The akinetic skull of mammals (Mammalia), on the other hand, has no basal joint. However, a skull element homologous to the pterygoid of the other amniotes is present. However, it is significantly reduced in size and does not lie horizontally, but is a more or less vertical plate ( lamina ) in the bony border of the nasopharynx , without any significant portion of the palate. In addition, in many mammals it is no longer an independent bone, but is incorporated in the rostral part of the basic phenoid (in mammals also called the sphenoid , sphenoid or sphenoid bone ; the corresponding rostral process is called the pterygoid process ). This significant reconstruction was made possible by the changes in the area of ​​the temporomandibular joint and the modification of the quadratum to an auditory bone and in particular because the most important jaw adductors in mammals, the masseter and temporalis muscles, are located on the posterior lateral wall of the skull (tempora) and on the zygomatic arch (zygomatic arc ) sit instead of on the back of the palate. The pterygoid or pterygoid process also serve as a base for the pterygoid muscle in mammals. With the representatives of some groups, u. a. Primates and predators , the lower edge of the pterygoid has a small, caudadic, hook-shaped appendix, the hamulus pterygoideus .


  • Robert Lynn Carroll: Vertebrate Paleontology and Evolution. WH Freeman and Co., New York 1988.
  • Milton Hildebrand, George E. Goslow: Comparative and functional anatomy of the vertebrates. Springer, 2004, ISBN 3-540-00757-1 .
  • Gerhard Mickoleit: Phylogenetic systematics of vertebrates. Publishing house Dr. Friedrich Pfeil, Munich 2004, ISBN 3-89937-044-9 .
  • Franz-Viktor Salomon: Bony skeleton . In: Franz-Viktor Salomon u. a. (Ed.): Anatomy for veterinary medicine. Enke-Verlag, Stuttgart 2004, pp. 37-110. ISBN 3-8304-1007-7

Individual evidence

  1. ^ Rainer R. Schoch: Amphibian Evolution - The Life of Early Land Vertebrates. Wiley-Blackwell, Chichester (West Sussex) 2014, ISBN 978-0-470-67178-8 , p. 22
  2. ^ Robert L. Carroll: The Origin of Reptiles. Pp. 331–353 in: Hans-Peter Schultze, Linda Trueb (eds.): Origins of the Higher Groups of Tetrapods: Controversy and Consensus. Cornell University Press, Ithaca NY 1991, ISBN 0-8014-2497-6 , p. 333.
  3. Casey M. Holliday, Lawrence M. Witmer: Cranial kinesis in dinosaurs: intracranial joints, protractor muscles, and their significance for cranial evolution in diapsids. Journal of Vertebrate Paleontology. Vol. 28, No. 4, 2008, 1073-1088, doi: 10.1671 / 0272-4634-28.4.1073 (alternative full text access on the author's website ( Memento from September 28, 2013 in the Internet Archive )).
  4. ^ Term coined in: E. Weber: On the evolution of basicranial joints in birds, especially in hens and ducks (Galloanseres).

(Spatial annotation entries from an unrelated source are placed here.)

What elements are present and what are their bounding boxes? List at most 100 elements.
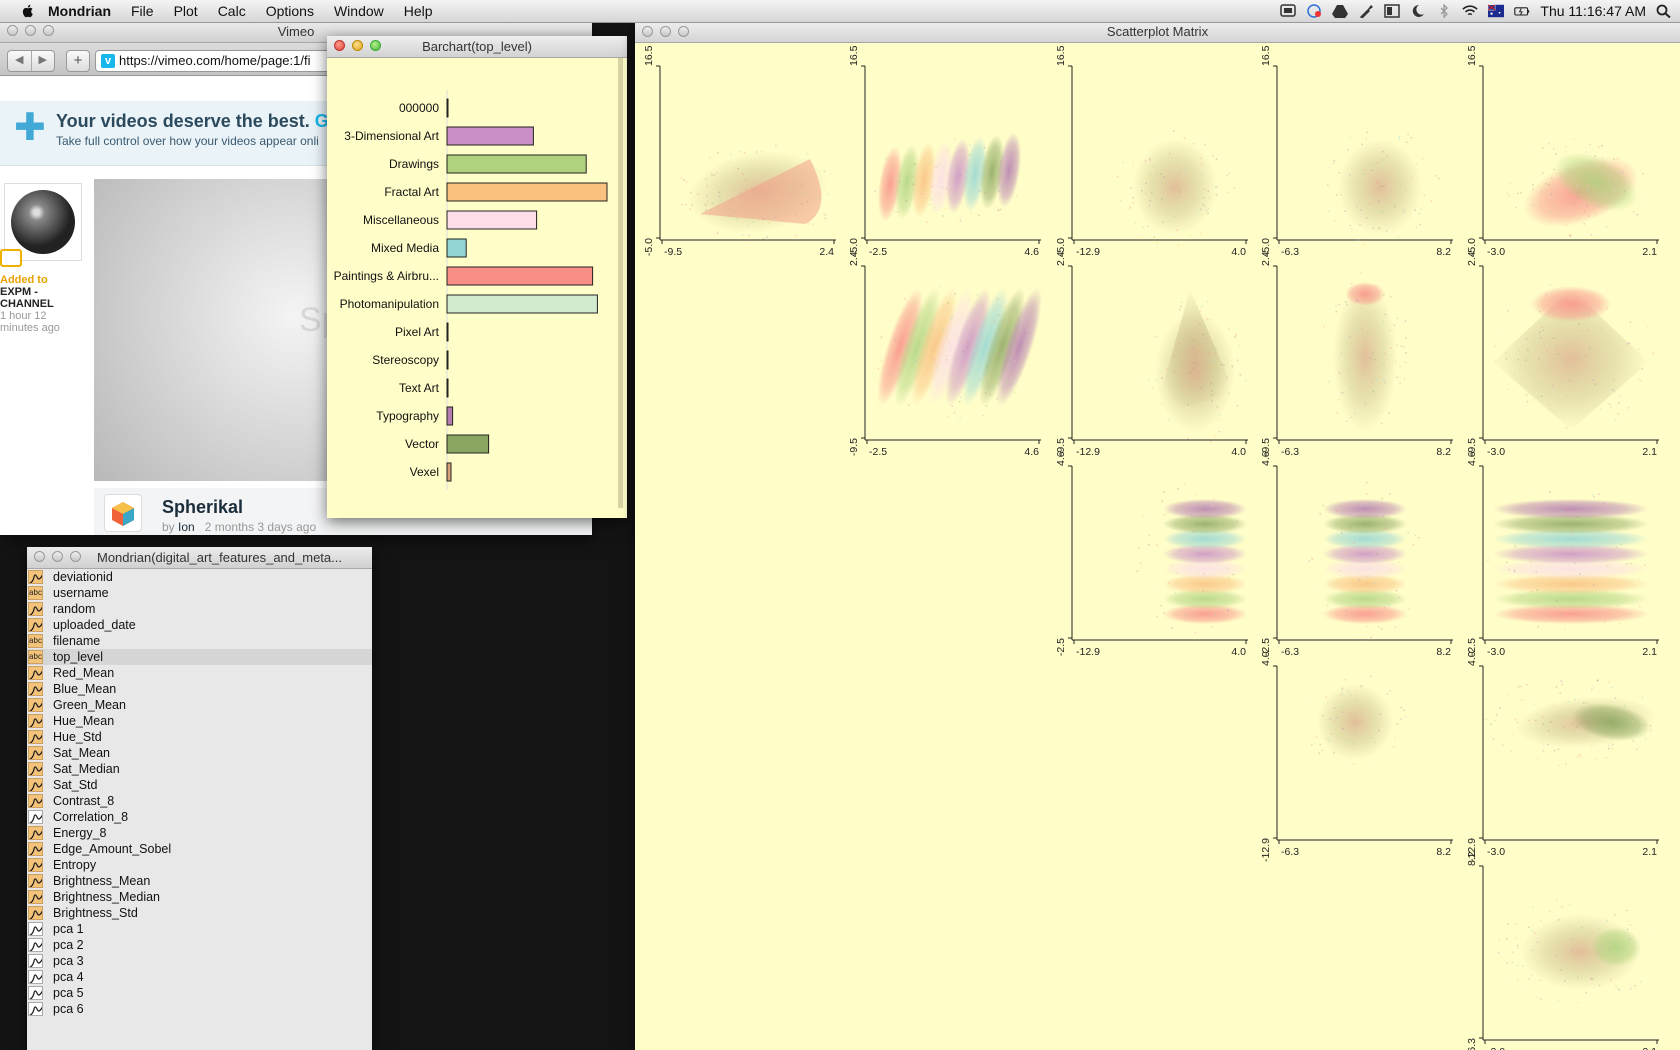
variable-item[interactable]: Contrast_8 [27, 793, 372, 809]
minimize-button[interactable] [52, 551, 63, 562]
variable-item[interactable]: Correlation_8 [27, 809, 372, 825]
cube-logo-icon[interactable] [104, 494, 142, 532]
bar[interactable] [446, 210, 538, 230]
variable-item[interactable]: random [27, 601, 372, 617]
menu-clock[interactable]: Thu 11:16:47 AM [1540, 3, 1646, 19]
variable-item[interactable]: pca 6 [27, 1001, 372, 1017]
variable-item[interactable]: uploaded_date [27, 617, 372, 633]
scatter-cell[interactable]: -6.3 8.2-2.54.6 [1260, 451, 1453, 658]
scatter-cell[interactable]: -12.9 4.0-5.016.5 [1055, 45, 1248, 258]
window-manager-icon[interactable] [1384, 4, 1401, 18]
varwin-titlebar[interactable]: Mondrian(digital_art_features_and_meta..… [27, 547, 372, 569]
variable-item[interactable]: abc top_level [27, 649, 372, 665]
scatter-cell[interactable]: -9.5 2.4 -5.0 16.5 [643, 45, 836, 258]
barchart-titlebar[interactable]: Barchart(top_level) [327, 36, 627, 58]
zoom-button[interactable] [370, 40, 381, 51]
scatterplot-matrix[interactable]: -9.5 2.4-5.016.5-2.5 4.6-5.016.5-12.9 4.0-5… [635, 43, 1680, 1050]
battery-icon[interactable] [1514, 4, 1530, 18]
scatter-cell[interactable]: -6.3 8.2 -12.9 4.0 [1260, 651, 1453, 862]
scatter-cell[interactable]: -6.3 8.2-5.016.5 [1260, 45, 1453, 258]
scatter-cell[interactable]: -3.0 2.1-9.52.4 [1466, 251, 1659, 458]
menu-app-mondrian[interactable]: Mondrian [48, 3, 111, 19]
variable-item[interactable]: abc username [27, 585, 372, 601]
minimize-button[interactable] [352, 40, 363, 51]
bar[interactable] [446, 126, 534, 146]
bar[interactable] [446, 462, 452, 482]
australia-flag-icon[interactable] [1488, 4, 1505, 18]
bar[interactable] [446, 154, 587, 174]
variable-item[interactable]: pca 2 [27, 937, 372, 953]
variable-item[interactable]: Hue_Std [27, 729, 372, 745]
bar[interactable] [446, 406, 454, 426]
menu-help[interactable]: Help [404, 3, 433, 19]
close-button[interactable] [7, 25, 18, 36]
bar[interactable] [446, 434, 490, 454]
barchart-plot[interactable]: 000000 3-Dimensional Art Drawings Fractal A… [327, 58, 627, 518]
zoom-button[interactable] [70, 551, 81, 562]
wifi-icon[interactable] [1462, 4, 1479, 18]
variable-item[interactable]: Energy_8 [27, 825, 372, 841]
variable-item[interactable]: Sat_Median [27, 761, 372, 777]
scatter-cell[interactable]: -2.5 4.6-5.016.5 [848, 45, 1041, 258]
bar[interactable] [446, 378, 449, 398]
spotlight-search-icon[interactable] [1656, 4, 1672, 18]
variable-item[interactable]: Blue_Mean [27, 681, 372, 697]
scatter-cell[interactable]: -12.9 4.0-9.52.4 [1055, 251, 1248, 458]
channel-link[interactable]: EXPM - CHANNEL [0, 286, 80, 310]
back-arrow-icon[interactable]: ◀ [8, 51, 32, 71]
menu-plot[interactable]: Plot [174, 3, 198, 19]
screen-sharing-icon[interactable] [1280, 4, 1297, 18]
scatter-cell[interactable]: -6.3 8.2-9.52.4 [1260, 251, 1453, 458]
scatter-cell[interactable]: -12.9 4.0 -2.5 4.6 [1055, 451, 1248, 658]
variable-item[interactable]: Brightness_Std [27, 905, 372, 921]
variable-item[interactable]: pca 5 [27, 985, 372, 1001]
variable-item[interactable]: Sat_Mean [27, 745, 372, 761]
variable-item[interactable]: Green_Mean [27, 697, 372, 713]
zoom-button[interactable] [43, 25, 54, 36]
variable-item[interactable]: Edge_Amount_Sobel [27, 841, 372, 857]
variable-item[interactable]: pca 4 [27, 969, 372, 985]
bar[interactable] [446, 322, 449, 342]
variable-item[interactable]: Entropy [27, 857, 372, 873]
bar[interactable] [446, 182, 608, 202]
close-button[interactable] [642, 26, 653, 37]
variable-item[interactable]: Hue_Mean [27, 713, 372, 729]
variable-item[interactable]: Brightness_Mean [27, 873, 372, 889]
moon-icon[interactable] [1410, 4, 1426, 18]
minimize-button[interactable] [660, 26, 671, 37]
bar[interactable] [446, 294, 598, 314]
bluetooth-icon[interactable] [1436, 4, 1452, 18]
menu-window[interactable]: Window [334, 3, 384, 19]
scatter-cell[interactable]: -3.0 2.1-2.54.6 [1466, 451, 1659, 658]
video-title[interactable]: Spherikal [162, 497, 243, 518]
tools-icon[interactable] [1358, 4, 1374, 18]
spm-titlebar[interactable]: Scatterplot Matrix [635, 22, 1680, 43]
zoom-button[interactable] [678, 26, 689, 37]
variable-item[interactable]: abc filename [27, 633, 372, 649]
menu-calc[interactable]: Calc [218, 3, 246, 19]
google-drive-icon[interactable] [1332, 4, 1349, 18]
bar[interactable] [446, 266, 594, 286]
variable-item[interactable]: pca 1 [27, 921, 372, 937]
bar[interactable] [446, 98, 449, 118]
variable-item[interactable]: Red_Mean [27, 665, 372, 681]
scatter-cell[interactable]: -3.0 2.1-12.94.0 [1466, 651, 1659, 862]
scatter-cell[interactable]: -3.0 2.1-5.016.5 [1466, 45, 1659, 258]
variable-item[interactable]: pca 3 [27, 953, 372, 969]
bar[interactable] [446, 238, 467, 258]
variable-item[interactable]: Sat_Std [27, 777, 372, 793]
bar[interactable] [446, 350, 449, 370]
dropbox-badge-icon[interactable] [1306, 4, 1322, 18]
apple-menu-icon[interactable] [20, 3, 36, 19]
forward-arrow-icon[interactable]: ▶ [32, 51, 55, 71]
close-button[interactable] [34, 551, 45, 562]
scatter-cell[interactable]: -2.5 4.6 -9.5 2.4 [848, 251, 1051, 458]
menu-file[interactable]: File [131, 3, 154, 19]
minimize-button[interactable] [25, 25, 36, 36]
author-link[interactable]: Ion [178, 520, 195, 534]
menu-options[interactable]: Options [266, 3, 314, 19]
close-button[interactable] [334, 40, 345, 51]
variable-item[interactable]: Brightness_Median [27, 889, 372, 905]
scatter-cell[interactable]: -3.0 2.1 -6.3 8.2 [1466, 851, 1659, 1050]
variable-item[interactable]: deviationid [27, 569, 372, 585]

Journal for zoological systematics and evolutionary research. Vol. 31, No. 4, 1993, pp. 300-317, doi: 10.1111 / j.1439-0469.1993.tb00198.x .
  5. ^ R. Presley, FLD Steel: The pterygoid and ectopterygoid in mammals. Anatomy and Embryology. Vol. 154, No. 1, 1978, pp. 95-110, doi: 10.1007 / BF00317957 .

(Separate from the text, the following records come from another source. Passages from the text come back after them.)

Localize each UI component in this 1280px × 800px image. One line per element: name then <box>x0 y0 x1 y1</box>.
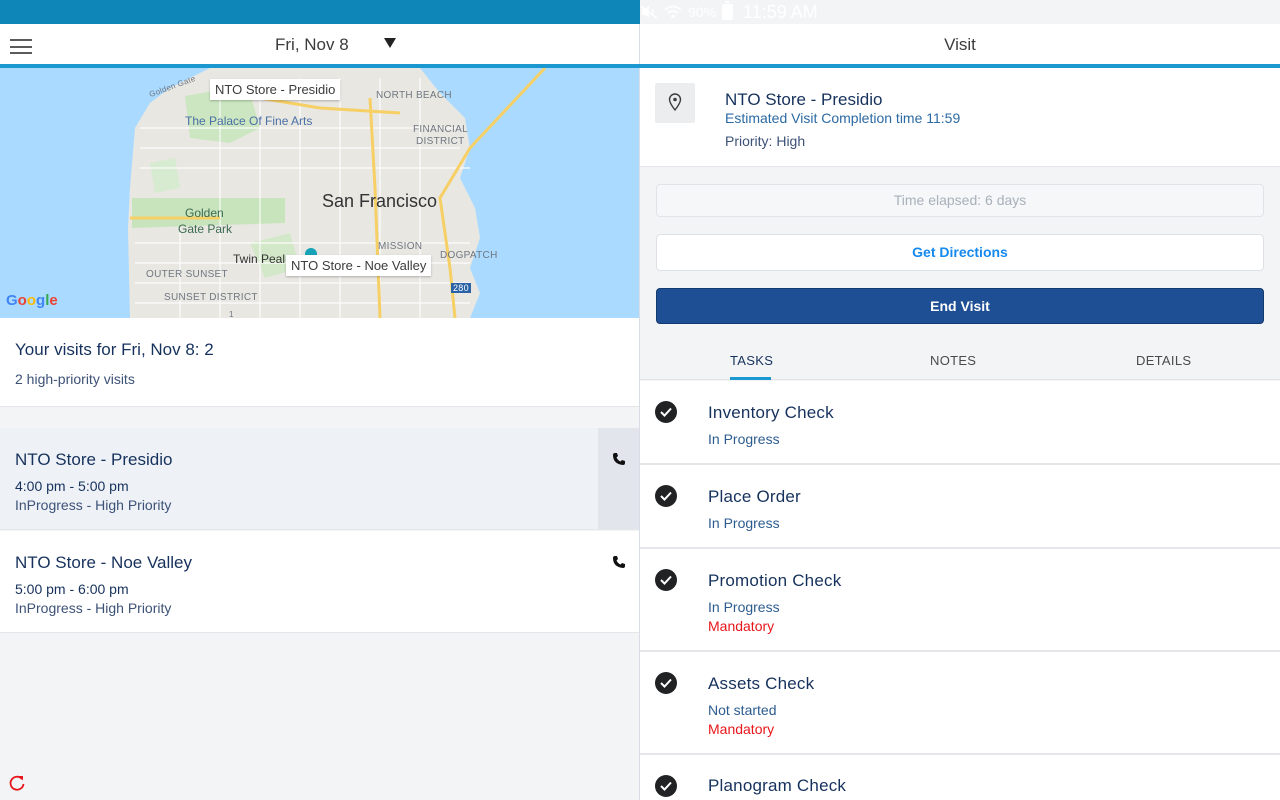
mandatory-label: Mandatory <box>708 618 775 634</box>
map-label: MISSION <box>378 241 423 252</box>
task-item[interactable]: Promotion Check In Progress Mandatory <box>640 549 1280 652</box>
get-directions-button[interactable]: Get Directions <box>656 234 1264 271</box>
task-item[interactable]: Planogram Check <box>640 755 1280 800</box>
task-name: Inventory Check <box>708 403 834 422</box>
mute-icon <box>640 5 658 19</box>
clock: 11:59 AM <box>743 1 818 22</box>
map-label: NORTH BEACH <box>376 90 452 101</box>
task-status: In Progress <box>708 431 780 447</box>
google-logo: Google <box>6 292 58 309</box>
map-label: DISTRICT <box>416 136 465 147</box>
check-icon <box>655 485 677 507</box>
call-button[interactable] <box>598 428 639 529</box>
tab-tasks[interactable]: TASKS <box>730 353 773 368</box>
highway-shield: 280 <box>451 283 471 293</box>
map-label: Gate Park <box>178 222 233 236</box>
task-name: Planogram Check <box>708 776 847 795</box>
account-card: NTO Store - Presidio Estimated Visit Com… <box>640 68 1280 167</box>
map-callout-noe-valley[interactable]: NTO Store - Noe Valley <box>286 255 432 276</box>
visits-panel: Fri, Nov 8 NTO Store - Presidio NTO Stor… <box>0 24 639 800</box>
tab-details[interactable]: DETAILS <box>1136 353 1191 368</box>
task-name: Assets Check <box>708 674 815 693</box>
account-name: NTO Store - Presidio <box>725 90 883 109</box>
map-city-label: San Francisco <box>322 191 438 211</box>
task-item[interactable]: Inventory Check In Progress <box>640 381 1280 465</box>
map-label: OUTER SUNSET <box>146 269 228 280</box>
visit-item-presidio[interactable]: NTO Store - Presidio 4:00 pm - 5:00 pm I… <box>0 428 639 530</box>
priority-label: Priority: High <box>725 133 806 149</box>
task-item[interactable]: Assets Check Not started Mandatory <box>640 652 1280 755</box>
phone-icon <box>613 556 625 568</box>
date-title[interactable]: Fri, Nov 8 <box>275 35 349 55</box>
visit-header-title: Visit <box>944 35 976 54</box>
end-visit-button[interactable]: End Visit <box>656 288 1264 324</box>
caret-down-icon[interactable] <box>384 38 396 48</box>
check-icon <box>655 775 677 797</box>
map-callout-presidio[interactable]: NTO Store - Presidio <box>210 79 341 100</box>
detail-tabs: TASKS NOTES DETAILS <box>640 342 1280 380</box>
visit-item-noe-valley[interactable]: NTO Store - Noe Valley 5:00 pm - 6:00 pm… <box>0 531 639 633</box>
active-tab-indicator <box>730 377 771 380</box>
visit-name: NTO Store - Presidio <box>15 450 173 469</box>
map[interactable]: NTO Store - Presidio NTO Store - Noe Val… <box>0 68 639 318</box>
visit-detail-panel: Visit NTO Store - Presidio Estimated Vis… <box>640 24 1280 800</box>
hamburger-menu-icon[interactable] <box>10 39 32 54</box>
mandatory-label: Mandatory <box>708 721 775 737</box>
phone-icon <box>613 453 625 465</box>
left-header: Fri, Nov 8 <box>0 24 639 65</box>
map-label: FINANCIAL <box>413 124 468 135</box>
tab-notes[interactable]: NOTES <box>930 353 976 368</box>
battery-icon <box>722 1 734 20</box>
task-name: Promotion Check <box>708 571 842 590</box>
map-label: Golden <box>185 206 224 220</box>
map-label: The Palace Of Fine Arts <box>185 114 313 128</box>
check-icon <box>655 672 677 694</box>
refresh-icon[interactable] <box>8 774 26 792</box>
visit-status: InProgress - High Priority <box>15 600 172 616</box>
location-pin-icon <box>655 83 695 123</box>
estimated-completion: Estimated Visit Completion time 11:59 <box>725 110 961 126</box>
visit-time: 4:00 pm - 5:00 pm <box>15 478 129 494</box>
map-label: Twin Peal <box>233 252 286 266</box>
highway-shield: 1 <box>229 310 234 318</box>
wifi-icon <box>664 5 682 19</box>
header-accent-bar <box>0 64 1280 68</box>
check-icon <box>655 569 677 591</box>
task-status: In Progress <box>708 599 780 615</box>
visits-summary: Your visits for Fri, Nov 8: 2 2 high-pri… <box>0 318 639 407</box>
map-label: SUNSET DISTRICT <box>164 292 258 303</box>
map-graphic <box>0 68 639 318</box>
status-bar: 90% 11:59 AM <box>0 0 1280 24</box>
task-item[interactable]: Place Order In Progress <box>640 465 1280 549</box>
check-icon <box>655 401 677 423</box>
task-name: Place Order <box>708 487 801 506</box>
map-label: DOGPATCH <box>440 250 498 261</box>
right-header: Visit <box>640 24 1280 65</box>
visits-summary-sub: 2 high-priority visits <box>15 371 135 387</box>
visit-time: 5:00 pm - 6:00 pm <box>15 581 129 597</box>
visit-name: NTO Store - Noe Valley <box>15 553 192 572</box>
visits-summary-heading: Your visits for Fri, Nov 8: 2 <box>15 340 214 359</box>
call-button[interactable] <box>598 531 639 632</box>
battery-percent: 90% <box>688 4 717 20</box>
time-elapsed: Time elapsed: 6 days <box>656 184 1264 217</box>
visit-status: InProgress - High Priority <box>15 497 172 513</box>
task-status: Not started <box>708 702 777 718</box>
task-status: In Progress <box>708 515 780 531</box>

  6. ^ Michael Novacek: Patterns of Diversity in the Mammalian Skull. Pp. 438-546 in: James Hanken, Brian K. Hall (Eds.): The Skull. Volume 2: Patterns of Structural and Systematic Diversity. University of Chicago Press, Chicago · London 1993, ISBN 0-226-31570-3 , pp. 460 f.
  7. ^ Paragraph up to then largely based on Joy M. Richman, Marcela Buchtová, Julia C. Boughner: Comparative Ontogeny and Phylogeny of the Upper Jaw Skeleton in Amniotes. Developmental Dynamics. Vol. 235, No. 5 ( Craniofacial Development Special Issue ), 2006, pp. 1230-1243, doi: 10.1002 / dvdy.20716 (Open Access).